Iraq Election
Turnout predictions at the moment vary between 60 and 80% on some reports. The UK General Election of 2001 was around 60%. Our own National Assembly election in 2003 was only 38% across Wales (45-46% in my Rhondda constituency, the sixth highest, I think, in Wales). It's wise to wait for the final figures, but hard for anyone to call it a failure.
I would have blogged Michael Ignatieff's excellent piece on the elections earlier if I had had time. Harry's Place got there first, and also has some quotes from the Iraq democracy blog. All of this is a good rejoinder to the crap last year from Seamus Milne who claimed Moqtada al-Sadr had the backing of 67% of Iraqis.
On a different theme (though you could argue it is related) Nick Cohen is also excellent today:
The political correct ideology was born in the defeat of the radical wave of the 1960s, and the sour whiff of failure hangs around it to this day.

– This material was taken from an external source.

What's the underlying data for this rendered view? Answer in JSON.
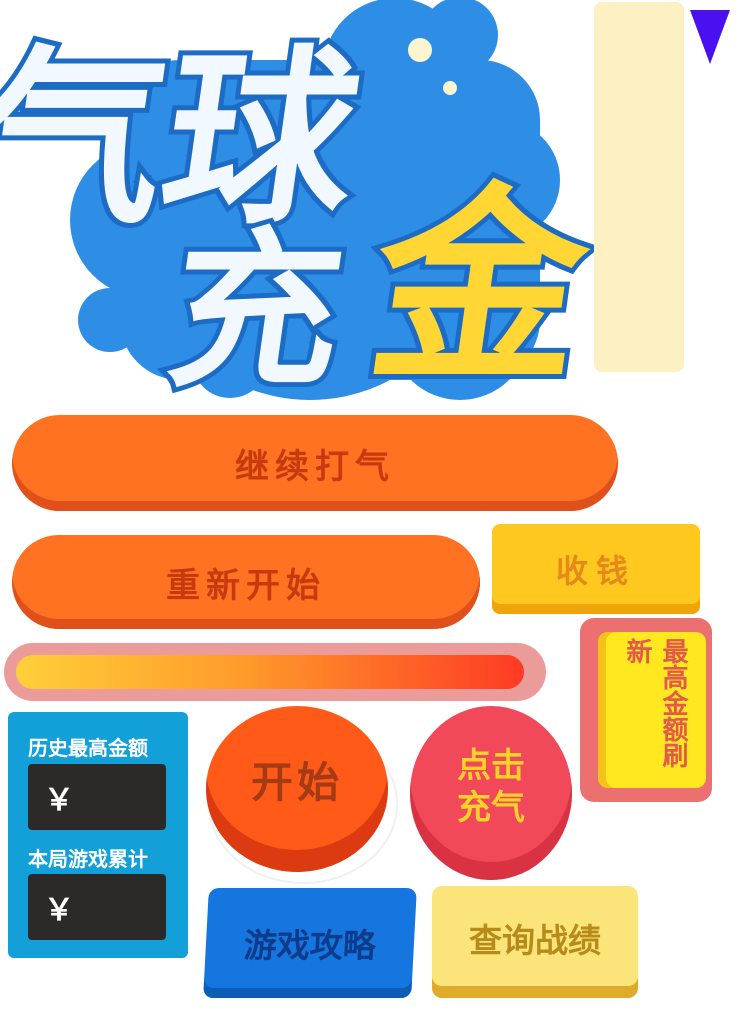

The middle-class left retreated into universities and other public sector ghettos where they could pretend the outside world didn't exist....I doubt if anything has done the liberal-left greater harm in the past 40 years than its association with such intolerance and intellectual cowardice.
Out of all the broadsheets, only these Observer writers engaged me today, which is unusual. Aside from the reviews of Ian McEwan's new book that is.